但是记住,即使你认为自己无能为力,但菲林有信心你一定能妥善处理这些事情。”
他拍拍菲林的肩膀,然后在一阵从门外吹进的冷空气中离去。赫尔墨斯说对了,冬季的暴风雪此刻正酝酿着,而今晚的风仿佛也预示了这样的天气。
当他走到阶梯中间时,不禁回想博尔赫斯已经直截了当地对我说话了。
他终于相信菲林是个成年男子;那么,如果我也这样相信自己的话,或许就可以把事情处理得更好。菲林挺起胸膛上楼回房。
菲林比以往更加注重衣着打扮。当他这么做的时候,他就想起赫尔墨斯为了芙萝娅匆忙换上干净的衬衫。他怎么对她如此不了解?我对艾莉安娜不也是如此?
艾莉安娜为了人们之间的关系,还做了些什么菲林从不明了的事?菲林的悲伤又回来了,而且比以往还强烈。
今晚,今晚克里克和菲林的会晤结束之后,他不能再让她继续牺牲下去;然而菲林此刻也只能将这件事抛诸脑后。

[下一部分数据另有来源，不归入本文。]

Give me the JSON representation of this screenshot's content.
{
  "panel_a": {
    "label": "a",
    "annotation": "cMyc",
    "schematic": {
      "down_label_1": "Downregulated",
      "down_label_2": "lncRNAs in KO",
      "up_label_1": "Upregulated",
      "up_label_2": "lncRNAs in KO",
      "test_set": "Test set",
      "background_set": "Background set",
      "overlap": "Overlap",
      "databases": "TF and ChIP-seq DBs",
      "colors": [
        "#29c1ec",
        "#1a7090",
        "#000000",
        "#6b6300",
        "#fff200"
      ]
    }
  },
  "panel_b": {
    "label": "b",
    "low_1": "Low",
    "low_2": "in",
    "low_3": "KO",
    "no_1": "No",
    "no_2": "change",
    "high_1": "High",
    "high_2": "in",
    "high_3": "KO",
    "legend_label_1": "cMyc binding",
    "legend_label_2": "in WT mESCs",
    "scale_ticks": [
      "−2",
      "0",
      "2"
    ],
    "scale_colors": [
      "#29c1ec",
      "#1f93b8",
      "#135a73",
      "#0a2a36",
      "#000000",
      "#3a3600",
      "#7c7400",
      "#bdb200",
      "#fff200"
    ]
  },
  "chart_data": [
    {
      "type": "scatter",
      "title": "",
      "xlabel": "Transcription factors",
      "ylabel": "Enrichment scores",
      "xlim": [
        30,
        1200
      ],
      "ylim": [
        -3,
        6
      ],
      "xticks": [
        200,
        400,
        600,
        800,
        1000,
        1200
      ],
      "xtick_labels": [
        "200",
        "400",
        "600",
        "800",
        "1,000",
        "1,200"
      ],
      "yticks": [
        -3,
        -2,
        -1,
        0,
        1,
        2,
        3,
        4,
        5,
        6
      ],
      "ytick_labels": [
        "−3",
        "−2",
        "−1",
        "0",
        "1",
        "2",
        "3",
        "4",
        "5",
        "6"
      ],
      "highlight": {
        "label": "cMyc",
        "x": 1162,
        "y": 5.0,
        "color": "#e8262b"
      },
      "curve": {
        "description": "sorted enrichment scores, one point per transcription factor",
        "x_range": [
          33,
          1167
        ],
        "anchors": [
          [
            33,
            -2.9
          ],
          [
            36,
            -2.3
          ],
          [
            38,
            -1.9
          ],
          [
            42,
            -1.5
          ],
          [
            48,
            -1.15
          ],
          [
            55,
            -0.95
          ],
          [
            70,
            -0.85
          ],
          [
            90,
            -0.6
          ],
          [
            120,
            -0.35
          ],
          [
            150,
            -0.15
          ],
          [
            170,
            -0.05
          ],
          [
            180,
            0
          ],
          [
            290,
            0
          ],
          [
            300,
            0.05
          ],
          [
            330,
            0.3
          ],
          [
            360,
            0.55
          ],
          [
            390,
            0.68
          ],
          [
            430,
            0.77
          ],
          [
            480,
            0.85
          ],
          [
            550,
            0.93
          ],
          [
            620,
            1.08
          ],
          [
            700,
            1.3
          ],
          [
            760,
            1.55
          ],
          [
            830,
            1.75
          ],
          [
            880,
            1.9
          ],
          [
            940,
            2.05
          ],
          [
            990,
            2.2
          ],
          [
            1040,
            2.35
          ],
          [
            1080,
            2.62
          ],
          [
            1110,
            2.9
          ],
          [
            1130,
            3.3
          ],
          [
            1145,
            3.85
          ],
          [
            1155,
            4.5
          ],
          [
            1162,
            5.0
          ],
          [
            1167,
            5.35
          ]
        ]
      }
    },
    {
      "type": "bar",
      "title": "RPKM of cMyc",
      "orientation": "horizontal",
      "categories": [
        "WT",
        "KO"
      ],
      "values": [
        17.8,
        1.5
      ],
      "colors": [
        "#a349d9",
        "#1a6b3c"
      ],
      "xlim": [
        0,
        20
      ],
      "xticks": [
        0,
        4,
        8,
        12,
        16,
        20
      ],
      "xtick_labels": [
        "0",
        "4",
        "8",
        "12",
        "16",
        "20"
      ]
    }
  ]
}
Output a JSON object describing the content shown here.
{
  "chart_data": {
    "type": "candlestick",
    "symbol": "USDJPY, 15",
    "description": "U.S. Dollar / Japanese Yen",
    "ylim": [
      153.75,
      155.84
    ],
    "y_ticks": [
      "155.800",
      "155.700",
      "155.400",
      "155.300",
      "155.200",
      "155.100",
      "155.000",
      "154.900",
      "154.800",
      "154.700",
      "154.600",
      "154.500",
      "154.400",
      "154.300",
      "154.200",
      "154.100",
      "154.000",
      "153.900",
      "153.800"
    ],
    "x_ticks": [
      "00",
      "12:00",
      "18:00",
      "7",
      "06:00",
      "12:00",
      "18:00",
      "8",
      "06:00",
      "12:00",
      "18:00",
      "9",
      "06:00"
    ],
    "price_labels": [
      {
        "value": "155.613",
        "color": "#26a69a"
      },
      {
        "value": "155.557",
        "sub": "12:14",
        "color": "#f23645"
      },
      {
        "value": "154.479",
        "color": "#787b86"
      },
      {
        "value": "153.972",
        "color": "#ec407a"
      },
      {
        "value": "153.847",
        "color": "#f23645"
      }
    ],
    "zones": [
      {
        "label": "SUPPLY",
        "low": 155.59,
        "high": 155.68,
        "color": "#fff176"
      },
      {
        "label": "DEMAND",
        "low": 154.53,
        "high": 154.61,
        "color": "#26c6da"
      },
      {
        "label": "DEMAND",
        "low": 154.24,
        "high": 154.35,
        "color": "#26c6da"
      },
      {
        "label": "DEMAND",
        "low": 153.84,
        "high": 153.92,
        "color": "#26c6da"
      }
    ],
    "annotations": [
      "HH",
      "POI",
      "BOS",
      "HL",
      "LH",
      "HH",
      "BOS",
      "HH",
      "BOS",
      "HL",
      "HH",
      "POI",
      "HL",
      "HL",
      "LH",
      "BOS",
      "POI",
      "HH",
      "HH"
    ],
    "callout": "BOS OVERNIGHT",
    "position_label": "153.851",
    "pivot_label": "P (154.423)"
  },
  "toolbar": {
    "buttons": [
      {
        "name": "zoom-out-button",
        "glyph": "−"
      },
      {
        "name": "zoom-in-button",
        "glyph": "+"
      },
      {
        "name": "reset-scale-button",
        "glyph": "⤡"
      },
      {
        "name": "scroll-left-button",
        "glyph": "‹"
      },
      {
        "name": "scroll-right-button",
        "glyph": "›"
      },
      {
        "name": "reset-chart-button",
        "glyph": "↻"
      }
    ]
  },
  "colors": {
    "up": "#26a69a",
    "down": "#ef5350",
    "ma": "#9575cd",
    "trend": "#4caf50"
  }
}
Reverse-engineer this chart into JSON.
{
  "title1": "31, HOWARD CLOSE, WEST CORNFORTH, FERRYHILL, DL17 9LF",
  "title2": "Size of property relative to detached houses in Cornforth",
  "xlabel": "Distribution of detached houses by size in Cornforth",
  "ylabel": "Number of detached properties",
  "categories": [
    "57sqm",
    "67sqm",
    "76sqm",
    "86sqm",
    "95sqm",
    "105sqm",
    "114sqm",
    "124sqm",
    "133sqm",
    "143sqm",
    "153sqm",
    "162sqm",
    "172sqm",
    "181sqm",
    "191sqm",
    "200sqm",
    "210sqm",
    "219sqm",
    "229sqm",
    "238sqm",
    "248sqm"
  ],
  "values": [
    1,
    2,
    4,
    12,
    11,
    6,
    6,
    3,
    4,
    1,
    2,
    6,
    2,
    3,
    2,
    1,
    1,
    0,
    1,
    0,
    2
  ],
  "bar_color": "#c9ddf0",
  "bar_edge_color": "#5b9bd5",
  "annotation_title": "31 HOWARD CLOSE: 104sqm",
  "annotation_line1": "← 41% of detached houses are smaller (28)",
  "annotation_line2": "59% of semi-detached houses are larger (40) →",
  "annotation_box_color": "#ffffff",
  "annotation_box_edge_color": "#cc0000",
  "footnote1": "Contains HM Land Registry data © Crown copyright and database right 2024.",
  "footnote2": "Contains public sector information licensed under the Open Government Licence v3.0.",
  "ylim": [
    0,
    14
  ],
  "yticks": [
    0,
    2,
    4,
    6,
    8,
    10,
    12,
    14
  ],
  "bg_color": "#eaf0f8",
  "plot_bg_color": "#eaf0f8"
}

把头发向后梳理成战士的发辫,自觉实至名归,接着用力拉直菲林身上蓝色短上衣的前襟。
这衣服贴在肩膀上感觉有点儿紧,最近菲林不管穿什么都有这种感觉。然后菲林离开房间。
在克里克国王居所外的走廊上,他看到赫尔墨斯和芙萝娅手挽着手走来。
菲林从来没见过他们像这样一同出现,此刻王储和他的王妃却忽然出现在此。。